According to Boomer, the one area where progress is slowly being made is within condominium corporations.  “Stratas are less constrained than managers of rental housing because under the Strata Property Act, if the strata council can get the votes, they can legally ban smoking within individual units and on balconies without ‘grandfathering’ existing owners. However, strata corporations who are smoke-free today, may wish to revisit and strengthen their policies to address the legalization of recreational marijuana smoking, as well as other forms of smoking including vaping which are becoming increasingly popular.”

Highlights of the May 2018 survey:

• Over 8 in 10 think new residents should have the right to know which units are designated as smoking units and whether smoking was permitted in the previous tenancy.
• 7 in 10 support the idea of landlords being able to issue a six-month written notice instead of grandfathering existing tenants so more BC apartments can be converted to smoke-free status quicker.
• 7 in 10 support the provincial government making all new market rate and social housing complexes 100% smoke-free to address the extreme shortage of smoke-free multi-unit housing in BC.
• 7 in 10 support the idea of new BC condos having a no-smoking by-law by default that applies to all units, including balconies.

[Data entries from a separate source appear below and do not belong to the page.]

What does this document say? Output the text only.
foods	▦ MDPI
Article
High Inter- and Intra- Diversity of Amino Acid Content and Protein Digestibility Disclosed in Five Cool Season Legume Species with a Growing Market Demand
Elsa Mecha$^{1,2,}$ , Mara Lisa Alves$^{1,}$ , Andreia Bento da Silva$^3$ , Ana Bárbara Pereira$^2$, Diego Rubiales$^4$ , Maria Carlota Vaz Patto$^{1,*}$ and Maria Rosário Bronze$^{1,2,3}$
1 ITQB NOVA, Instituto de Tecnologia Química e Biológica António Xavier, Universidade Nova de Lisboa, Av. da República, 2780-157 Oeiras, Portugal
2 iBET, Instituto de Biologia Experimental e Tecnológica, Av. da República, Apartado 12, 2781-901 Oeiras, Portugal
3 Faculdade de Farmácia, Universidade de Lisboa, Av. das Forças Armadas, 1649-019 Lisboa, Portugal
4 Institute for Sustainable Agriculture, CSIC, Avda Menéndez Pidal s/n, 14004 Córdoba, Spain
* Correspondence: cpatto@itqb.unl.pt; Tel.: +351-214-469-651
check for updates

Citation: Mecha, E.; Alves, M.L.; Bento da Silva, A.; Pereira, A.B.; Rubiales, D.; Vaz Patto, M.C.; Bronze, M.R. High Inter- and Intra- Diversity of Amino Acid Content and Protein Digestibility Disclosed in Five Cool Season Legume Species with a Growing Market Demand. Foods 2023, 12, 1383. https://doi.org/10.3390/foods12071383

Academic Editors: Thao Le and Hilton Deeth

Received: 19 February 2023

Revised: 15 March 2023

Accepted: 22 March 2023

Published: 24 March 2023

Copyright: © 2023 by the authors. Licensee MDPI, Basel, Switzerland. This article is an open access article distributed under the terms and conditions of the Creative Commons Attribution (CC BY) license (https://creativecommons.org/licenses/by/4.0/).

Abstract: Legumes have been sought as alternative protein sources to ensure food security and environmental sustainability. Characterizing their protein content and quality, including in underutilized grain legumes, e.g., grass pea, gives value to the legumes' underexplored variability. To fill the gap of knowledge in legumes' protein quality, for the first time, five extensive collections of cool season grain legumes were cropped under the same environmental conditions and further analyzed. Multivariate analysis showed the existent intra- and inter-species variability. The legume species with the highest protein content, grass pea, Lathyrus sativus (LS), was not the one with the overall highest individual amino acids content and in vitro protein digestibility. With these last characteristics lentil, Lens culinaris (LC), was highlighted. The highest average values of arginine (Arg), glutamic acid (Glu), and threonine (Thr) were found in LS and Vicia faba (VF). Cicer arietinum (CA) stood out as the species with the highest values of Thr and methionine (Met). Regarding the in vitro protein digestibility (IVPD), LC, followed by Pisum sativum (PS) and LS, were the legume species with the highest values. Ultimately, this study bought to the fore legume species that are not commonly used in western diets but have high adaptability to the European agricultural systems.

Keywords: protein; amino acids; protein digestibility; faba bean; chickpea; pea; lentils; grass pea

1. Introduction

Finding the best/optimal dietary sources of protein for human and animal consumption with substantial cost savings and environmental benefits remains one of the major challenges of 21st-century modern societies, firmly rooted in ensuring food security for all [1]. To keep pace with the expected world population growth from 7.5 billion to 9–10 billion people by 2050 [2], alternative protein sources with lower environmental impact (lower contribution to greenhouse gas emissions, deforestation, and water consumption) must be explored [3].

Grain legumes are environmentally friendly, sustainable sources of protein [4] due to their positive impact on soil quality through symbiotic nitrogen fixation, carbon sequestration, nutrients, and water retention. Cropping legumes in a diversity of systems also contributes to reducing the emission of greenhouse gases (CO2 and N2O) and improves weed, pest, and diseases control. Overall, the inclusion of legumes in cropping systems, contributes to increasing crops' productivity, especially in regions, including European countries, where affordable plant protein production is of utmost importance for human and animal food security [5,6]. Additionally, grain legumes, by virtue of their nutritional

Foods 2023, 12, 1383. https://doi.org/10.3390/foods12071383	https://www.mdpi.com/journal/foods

1 thought on “Cannabis in the multi-residential living space

  1. I live in a Kiwanis low income apartment in Penticton. This apartment has 22 suites set aside for income-assisted individuals.
    This apartment is listed with BC Housing as a Non-Smoking site, but people lie on their applications saying they are non-smokers, then resume smoking once they have moved in. We now have 2 such individuals in subsidized units.
    After 2 or 3 days of smelling a distinctly pot smell, I found out and photographed the tenants balcony below me.
    He has at least 3 marijuana plants, 2 which are about 3 feet high. They are starting to bud and the smell is getting worse every day. I reported this to the Manager with mixed results. He said they had no policy regarding cultivation of pot.
    He said he would speak to the tenant.
    I am not optimistic about the result because we get very poor response from Kiwanis. Seems all they want is our rent money.
    This building has many tenants with debilitating illness’. I myself have COPD. Today, a beautiful day when I should have my doors and windows open for fresh air, I have everything shut with the air conditioning on because the place smells like a grow-op.
    If I won the Lottery, I would be gone overnight.